I was staring anxiously through the windscreen as we left the village, scanning the sky ahead of us. ‘I checked the wiring back at the community centre. A fire caused by an electrical fault wouldn’t have been hot enough to melt the copper core. But there’s an area round the back where the wires were melted.’

‘So what?’ Fraser asked, impatiently.

‘It means the fire was hotter there,’ Brody said, slowly. ‘Oh, Christ.’

Fraser banged the steering wheel. ‘Will somebody please tell me what the fuck’s going on?’

‘It was hotter there because that’s where an accelerant was used to start it,’ I told him. ‘The fire wasn’t caused by a short. Somebody set it deliberately.’

He was still trying to work it out. ‘What’s that got to do with Duncan?’

It was Brody who answered. ‘Because if someone wanted to get rid of the evidence, it might not only have been the clinic that was torched.’

I could see from Fraser’s face that he finally understood.
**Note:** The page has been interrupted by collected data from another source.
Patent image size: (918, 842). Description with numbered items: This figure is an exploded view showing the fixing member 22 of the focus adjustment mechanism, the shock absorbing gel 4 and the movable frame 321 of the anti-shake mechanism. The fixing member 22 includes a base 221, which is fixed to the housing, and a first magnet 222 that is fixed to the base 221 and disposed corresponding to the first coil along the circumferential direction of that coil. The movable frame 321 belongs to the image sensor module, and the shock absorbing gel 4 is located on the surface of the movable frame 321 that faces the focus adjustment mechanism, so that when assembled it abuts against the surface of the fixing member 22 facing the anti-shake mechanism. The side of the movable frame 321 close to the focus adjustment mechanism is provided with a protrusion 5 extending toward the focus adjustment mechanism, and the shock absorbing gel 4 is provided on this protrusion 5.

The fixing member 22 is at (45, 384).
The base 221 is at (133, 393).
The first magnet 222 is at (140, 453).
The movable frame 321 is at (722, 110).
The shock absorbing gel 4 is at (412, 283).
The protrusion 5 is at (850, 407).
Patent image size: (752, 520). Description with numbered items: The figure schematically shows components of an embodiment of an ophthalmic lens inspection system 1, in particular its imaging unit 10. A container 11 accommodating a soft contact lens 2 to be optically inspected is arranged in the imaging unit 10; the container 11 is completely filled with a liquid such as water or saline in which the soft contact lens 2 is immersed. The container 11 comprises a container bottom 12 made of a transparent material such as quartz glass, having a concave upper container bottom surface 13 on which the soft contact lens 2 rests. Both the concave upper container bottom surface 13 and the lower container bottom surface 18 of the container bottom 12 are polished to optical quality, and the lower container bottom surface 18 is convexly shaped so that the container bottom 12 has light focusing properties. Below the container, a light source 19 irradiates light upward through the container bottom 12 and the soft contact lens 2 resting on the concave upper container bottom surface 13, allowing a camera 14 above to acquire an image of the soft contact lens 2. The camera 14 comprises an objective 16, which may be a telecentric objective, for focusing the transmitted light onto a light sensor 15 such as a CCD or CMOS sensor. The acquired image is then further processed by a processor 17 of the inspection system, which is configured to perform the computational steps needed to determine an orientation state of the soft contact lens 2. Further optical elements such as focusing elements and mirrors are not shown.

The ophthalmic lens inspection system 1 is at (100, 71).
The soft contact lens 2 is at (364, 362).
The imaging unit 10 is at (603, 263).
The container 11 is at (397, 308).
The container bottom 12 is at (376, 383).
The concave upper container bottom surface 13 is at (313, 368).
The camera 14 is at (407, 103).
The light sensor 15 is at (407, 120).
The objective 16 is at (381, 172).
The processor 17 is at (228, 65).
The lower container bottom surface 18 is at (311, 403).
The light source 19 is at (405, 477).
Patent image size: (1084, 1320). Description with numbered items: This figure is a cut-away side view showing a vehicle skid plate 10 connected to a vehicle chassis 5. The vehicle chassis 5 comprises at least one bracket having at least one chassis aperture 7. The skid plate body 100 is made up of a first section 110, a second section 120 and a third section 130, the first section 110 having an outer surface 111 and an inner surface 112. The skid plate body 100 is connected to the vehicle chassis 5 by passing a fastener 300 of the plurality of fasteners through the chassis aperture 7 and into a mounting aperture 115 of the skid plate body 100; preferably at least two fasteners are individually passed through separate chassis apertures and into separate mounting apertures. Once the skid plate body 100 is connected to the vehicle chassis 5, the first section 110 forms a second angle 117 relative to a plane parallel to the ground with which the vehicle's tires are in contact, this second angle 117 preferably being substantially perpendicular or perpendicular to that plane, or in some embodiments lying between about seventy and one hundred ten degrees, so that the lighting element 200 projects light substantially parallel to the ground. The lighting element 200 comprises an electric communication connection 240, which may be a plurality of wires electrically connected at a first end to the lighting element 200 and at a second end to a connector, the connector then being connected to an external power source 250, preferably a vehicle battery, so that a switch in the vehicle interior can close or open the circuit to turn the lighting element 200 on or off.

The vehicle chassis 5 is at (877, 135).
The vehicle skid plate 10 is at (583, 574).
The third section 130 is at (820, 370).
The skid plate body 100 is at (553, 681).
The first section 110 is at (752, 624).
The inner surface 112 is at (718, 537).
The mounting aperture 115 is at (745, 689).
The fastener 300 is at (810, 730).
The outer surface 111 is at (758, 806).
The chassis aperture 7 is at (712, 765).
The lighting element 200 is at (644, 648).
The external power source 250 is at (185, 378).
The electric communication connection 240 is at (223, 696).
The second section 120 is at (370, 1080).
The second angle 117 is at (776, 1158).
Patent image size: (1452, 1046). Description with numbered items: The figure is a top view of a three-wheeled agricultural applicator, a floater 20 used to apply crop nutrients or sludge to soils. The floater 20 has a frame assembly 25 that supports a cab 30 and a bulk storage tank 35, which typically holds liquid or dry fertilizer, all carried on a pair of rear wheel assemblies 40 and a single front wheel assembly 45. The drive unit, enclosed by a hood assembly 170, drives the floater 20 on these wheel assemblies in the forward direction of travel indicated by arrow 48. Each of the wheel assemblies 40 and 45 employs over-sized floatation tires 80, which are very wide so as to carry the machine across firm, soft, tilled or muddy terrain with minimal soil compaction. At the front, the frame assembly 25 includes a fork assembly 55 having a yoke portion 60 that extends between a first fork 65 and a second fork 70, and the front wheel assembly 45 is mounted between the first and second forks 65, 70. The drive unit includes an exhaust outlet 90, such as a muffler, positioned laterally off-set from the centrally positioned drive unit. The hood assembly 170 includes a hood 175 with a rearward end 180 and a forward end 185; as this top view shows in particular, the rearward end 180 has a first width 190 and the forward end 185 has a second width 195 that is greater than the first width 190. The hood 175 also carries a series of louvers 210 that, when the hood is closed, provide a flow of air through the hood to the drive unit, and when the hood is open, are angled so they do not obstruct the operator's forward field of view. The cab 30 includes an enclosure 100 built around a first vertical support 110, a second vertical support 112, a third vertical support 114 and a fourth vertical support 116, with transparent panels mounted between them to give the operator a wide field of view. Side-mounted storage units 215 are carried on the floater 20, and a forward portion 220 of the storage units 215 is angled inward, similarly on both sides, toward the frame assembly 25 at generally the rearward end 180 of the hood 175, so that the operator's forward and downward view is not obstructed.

But even if he hadn’t there was no need to explain further.

Smeared across the sky directly ahead was a black trail of smoke.

The meandering terrain prevented us from seeing the source of the smoke. It seemed like every hill and bend in the road conspired to keep the cottage and camper van from view. Fraser put his foot down, tearing along the narrow road much faster than was safe in the atrocious conditions. No one complained.

Then we rounded one final bend, and the old cottage was revealed in front of us. So, too, was the camper van.

What was left of it.

‘Oh, no,’ Fraser said.

Most of the smoke we’d seen was coming from the cottage. There hadn’t been much left to burn, but the thick roof beams and timbers that had fallen in the day before were still smouldering in the ruins. If there had been anything in there that SOC might have salvaged, it had been destroyed now.

But it was the sight of Brody’s camper van that transfixed us. It had been reduced to a burned-out shell, tyres melted to misshapen lumps of rubber. The living quarters had been almost completely consumed, walls eaten away by the fire, roof partially blown off when either the gas cylinder or petrol tank had exploded. Thin trails of smoke rose wraith-like from it, only to be whisked away by the wind.